Much about that which runs through my mind, I’ll admit, is sprinkled liberally with some pretty morbid thoughts, as in the knowledge that the number of years I’ve lived has the alligator-jaws math symbol facing it with the number of years I’ve left behind it.

Attempting to drive that depressing deliberation from my head, when I saw Upham Hall, where so many of my English classes convened, I thought of my favorite college professor, Milton White, who taught a short-story course that was so engaging that I, to this day, remember and practice so many of the techniques in writing narrative prose effectively.

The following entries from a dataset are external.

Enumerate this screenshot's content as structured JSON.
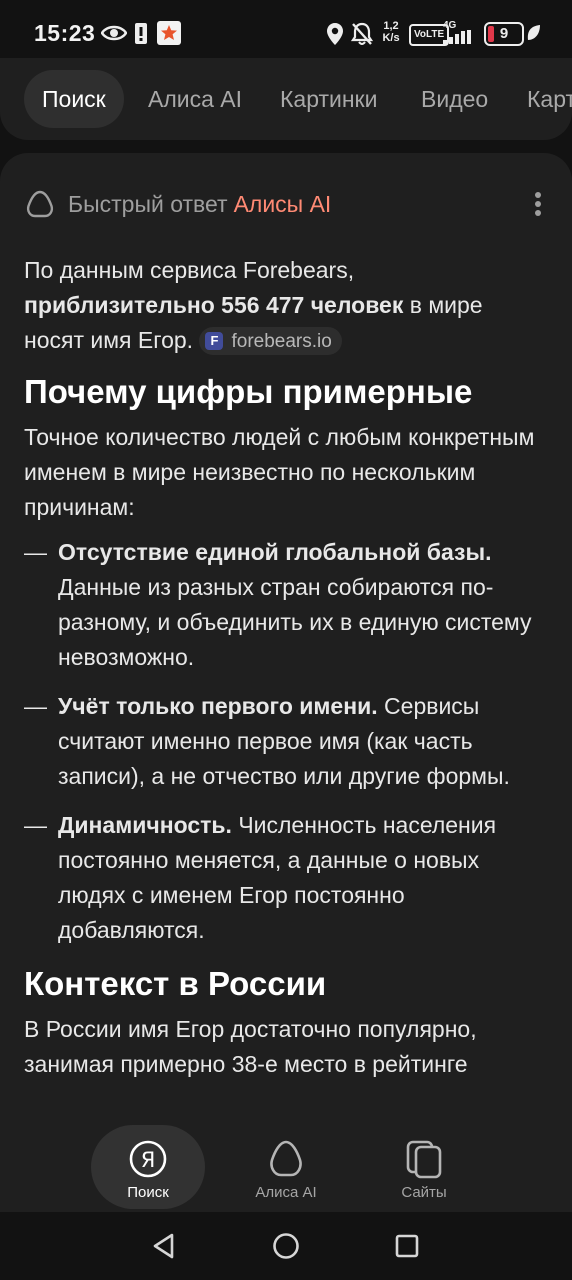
{
  "status_bar": {
    "time": "15:23",
    "net_speed_value": "1,2",
    "net_speed_unit": "K/s",
    "volte": "VoLTE",
    "network": "4G",
    "battery": "9",
    "icons": [
      "eye-icon",
      "alert-icon",
      "app-star-icon",
      "location-icon",
      "mute-bell-icon",
      "signal-icon",
      "battery-icon",
      "charging-leaf-icon"
    ]
  },
  "tabs": [
    {
      "label": "Поиск",
      "active": true
    },
    {
      "label": "Алиса AI",
      "active": false
    },
    {
      "label": "Картинки",
      "active": false
    },
    {
      "label": "Видео",
      "active": false
    },
    {
      "label": "Карт",
      "active": false
    }
  ],
  "answer": {
    "header_prefix": "Быстрый ответ",
    "header_accent": "Алисы AI",
    "intro_before": "По данным сервиса Forebears,",
    "intro_bold": "приблизительно 556 477 человек",
    "intro_after": "в мире носят имя Егор.",
    "source_label": "forebears.io",
    "source_letter": "F",
    "heading1": "Почему цифры примерные",
    "para1": "Точное количество людей с любым конкретным именем в мире неизвестно по нескольким причинам:",
    "list_dash": "—",
    "list": [
      {
        "bold": "Отсутствие единой глобальной базы.",
        "text": "Данные из разных стран собираются по-разному, и объединить их в единую систему невозможно."
      },
      {
        "bold": "Учёт только первого имени.",
        "text": "Сервисы считают именно первое имя (как часть записи), а не отчество или другие формы."
      },
      {
        "bold": "Динамичность.",
        "text": "Численность населения постоянно меняется, а данные о новых людях с именем Егор постоянно добавляются."
      }
    ],
    "heading2": "Контекст в России",
    "para2": "В России имя Егор достаточно популярно, занимая примерно 38-е место в рейтинге"
  },
  "bottom_nav": [
    {
      "label": "Поиск",
      "icon": "yandex-search-icon",
      "active": true,
      "glyph": "Я"
    },
    {
      "label": "Алиса AI",
      "icon": "alice-icon",
      "active": false
    },
    {
      "label": "Сайты",
      "icon": "sites-icon",
      "active": false
    }
  ],
  "colors": {
    "background": "#121212",
    "card": "#1f1f1f",
    "accent": "#ff8a74",
    "text": "#e8e8e8"
  }
}
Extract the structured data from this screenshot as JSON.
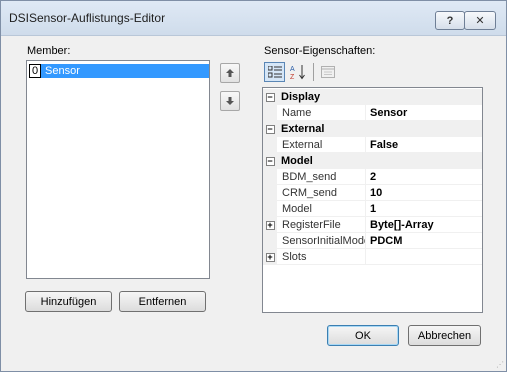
{
  "window": {
    "title": "DSISensor-Auflistungs-Editor",
    "help_label": "?",
    "close_label": "✕"
  },
  "members": {
    "label": "Member:",
    "items": [
      {
        "index": "0",
        "name": "Sensor",
        "selected": true
      }
    ],
    "up_icon": "up-arrow-icon",
    "down_icon": "down-arrow-icon",
    "add_label": "Hinzufügen",
    "remove_label": "Entfernen"
  },
  "properties": {
    "label": "Sensor-Eigenschaften:",
    "toolbar": {
      "categorized_icon": "categorized-icon",
      "alphabetical_icon": "alphabetical-icon",
      "property_pages_icon": "property-pages-icon"
    },
    "rows": [
      {
        "type": "category",
        "name": "Display",
        "expander": "⊟"
      },
      {
        "type": "property",
        "name": "Name",
        "value": "Sensor"
      },
      {
        "type": "category",
        "name": "External",
        "expander": "⊟"
      },
      {
        "type": "property",
        "name": "External",
        "value": "False"
      },
      {
        "type": "category",
        "name": "Model",
        "expander": "⊟"
      },
      {
        "type": "property",
        "name": "BDM_send",
        "value": "2"
      },
      {
        "type": "property",
        "name": "CRM_send",
        "value": "10"
      },
      {
        "type": "property",
        "name": "Model",
        "value": "1"
      },
      {
        "type": "property",
        "name": "RegisterFile",
        "value": "Byte[]-Array",
        "expander": "⊞"
      },
      {
        "type": "property",
        "name": "SensorInitialMode",
        "value": "PDCM"
      },
      {
        "type": "property",
        "name": "Slots",
        "value": "",
        "expander": "⊞"
      }
    ]
  },
  "footer": {
    "ok_label": "OK",
    "cancel_label": "Abbrechen"
  },
  "colors": {
    "selection": "#3399ff",
    "title_bar": "#cfdceb"
  }
}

I also thought as I passed King Library, that were I a better student, I’d have been in there more. Nonetheless, I did recall some evenings in King working on a paper in the stacks in those pre-Google dark ages, no doubt, grumbling that I had this stupid paper I had to finish when I’d have rather been further up Slant Walk at The Purity, my favorite suds hangout, with my boys.

The memories evoked when I return to my campus always bring a bit of a tremble to my bottom lip, a bit of tightness to my throat and a bit of mist to the corners of a pair of eyes that have peered at life’s absurdities for some 65 years.

The moisture never really develops into anything that cascades down my cheeks. I always stop myself before that ever happens, because mournful tears should only be reserved for serious moments, not merely because so much of time’s sand has already slipped through the narrow neck of an hourglass.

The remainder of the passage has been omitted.